Generating a Kalei styleguide is as simple as adding comments to your stylesheet; Kalei uses a variety of frameworks, including Backbone.js, JSCSSP and Marked to convert these comments into HTML mark-up, generate a list of your individual stylesheets as navigation and present these as a single page web app.

For example in your buttons.css file it is as simple as adding the following comments:

/*!
# Primary buttons
Primary buttons are only used when there is an exceedingly distinct and clear call-to-action.
```
<a href="#" class="button">Button</a>
<a href="#" class="button secondary">Button secondary</a>
<a href="#" class="button success">Button success</a>
<a href="#" class="button alert">Button alert</a>
```
*/

Which, by using the CSS in the file itself, Kalei would visually render like so:

styleguide-buttons-screenshot

Customising Kalei

Kalei works well out-of-the-box but we had to make a few customisations. These were mostly cosmetic changes, but a fundamental changes was to add support for Sass. For this we wrote a Grunt task imaginatively called grunt styleguide in which we combined Clean, Copy, Scss and Replace tasks. Unsatisfactorily it took a little while to set up and involved a number of steps, but below is simplification of the process.

  1. Clean all CSS files from the styleguide, excluding Kalei specific stylesheets
  2. Copy our partial scss files into a temporary folder and rename them to remove the underscore (partial scss files begin with an underscore are are not compiled by default)
  3. Compile the scss files into CSS in the styleguide directory
  4. Copy across dependent fonts and images, using Replace to update the relative paths
  5. Delete the temporary directory

This task is run as a deployment step and can be run locally when developing the guide.

Other that a few small UI tweaks we made one significant changes to the look and feel. By default the navigation lists stylesheets using their full file name, e.g. breadcrumbs.css and buttons.css. Using a regex function in the menu.js file and text-transform: capitalize in the Kalei stylesheet we modify the navigation to display the more attractive headings Breadcrumbs and Buttons.
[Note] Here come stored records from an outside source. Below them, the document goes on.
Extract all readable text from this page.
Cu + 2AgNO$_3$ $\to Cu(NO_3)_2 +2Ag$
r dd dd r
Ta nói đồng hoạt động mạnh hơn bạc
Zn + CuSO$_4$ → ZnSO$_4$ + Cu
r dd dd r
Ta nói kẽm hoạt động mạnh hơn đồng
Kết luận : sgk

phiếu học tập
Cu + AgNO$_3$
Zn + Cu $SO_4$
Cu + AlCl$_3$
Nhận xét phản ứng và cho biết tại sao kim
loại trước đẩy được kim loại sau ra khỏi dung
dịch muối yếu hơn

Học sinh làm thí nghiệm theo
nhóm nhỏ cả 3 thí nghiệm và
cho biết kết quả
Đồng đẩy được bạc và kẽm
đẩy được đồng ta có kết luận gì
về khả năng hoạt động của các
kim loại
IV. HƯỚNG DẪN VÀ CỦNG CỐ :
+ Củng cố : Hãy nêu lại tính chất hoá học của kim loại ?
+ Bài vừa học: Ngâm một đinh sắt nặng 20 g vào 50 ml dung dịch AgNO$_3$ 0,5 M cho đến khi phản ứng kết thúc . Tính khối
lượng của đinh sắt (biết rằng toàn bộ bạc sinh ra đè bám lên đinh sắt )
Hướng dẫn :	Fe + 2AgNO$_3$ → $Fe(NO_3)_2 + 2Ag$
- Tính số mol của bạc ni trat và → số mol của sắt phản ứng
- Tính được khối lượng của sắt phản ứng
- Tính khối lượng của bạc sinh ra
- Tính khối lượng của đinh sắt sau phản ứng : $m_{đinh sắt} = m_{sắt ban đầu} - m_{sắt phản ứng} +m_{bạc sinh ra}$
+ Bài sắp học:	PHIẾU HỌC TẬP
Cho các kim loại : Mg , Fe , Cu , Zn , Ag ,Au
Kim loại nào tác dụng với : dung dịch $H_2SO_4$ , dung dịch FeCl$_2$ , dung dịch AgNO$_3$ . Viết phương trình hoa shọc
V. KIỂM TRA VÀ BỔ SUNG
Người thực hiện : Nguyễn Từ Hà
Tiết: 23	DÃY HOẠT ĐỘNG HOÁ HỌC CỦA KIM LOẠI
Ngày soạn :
View our styleguide at opentable.com/styleguide.

What's next?

Our living styleguide is intended to be an organic resource that we will grow and refine into an integral part of our software development. We have many ideas for how we want to develop the guide - at the very least it is currently incomplete insomuch as we have not documented every one of our stylesheets.

There is also a fundamental weakness to this type of styleguide, which is duplication of code. Whilst we use the exact same CSS as our live site, we are copying and pasting mark-up into these files and this content can go out of date without deliberate upkeep. At OpenTable we have a site resource service which serves HTML snippets to different internal microsites so one option could be to use this service to integrate these snippets into the styleguide. We may also investigate a solution using web components as cross-browser support is not a concern.

We are also interested to see whether it would be useful to run UI tests against the styleguide. We have used pDiff in the past for visual regression on specific microsites, but the styleguide could be an opportunity to catch accidental, global UI changes. We are going to look at running BackstopJS against each section of the guide to see if this increases its usefulness.

Finally, as one of the developers who created the styleguide I want it to be widely adopted across OpenTable. I want designers and engineers to contribute to the code and use it for their day-to-day designing and developing, and I want product owners and marketing folks to use it when creating promotional material and A/B tests. My ultimate goal is for it to be an integral tool enabling everyone to work faster, avoid duplication and maintain a consistent brand identity.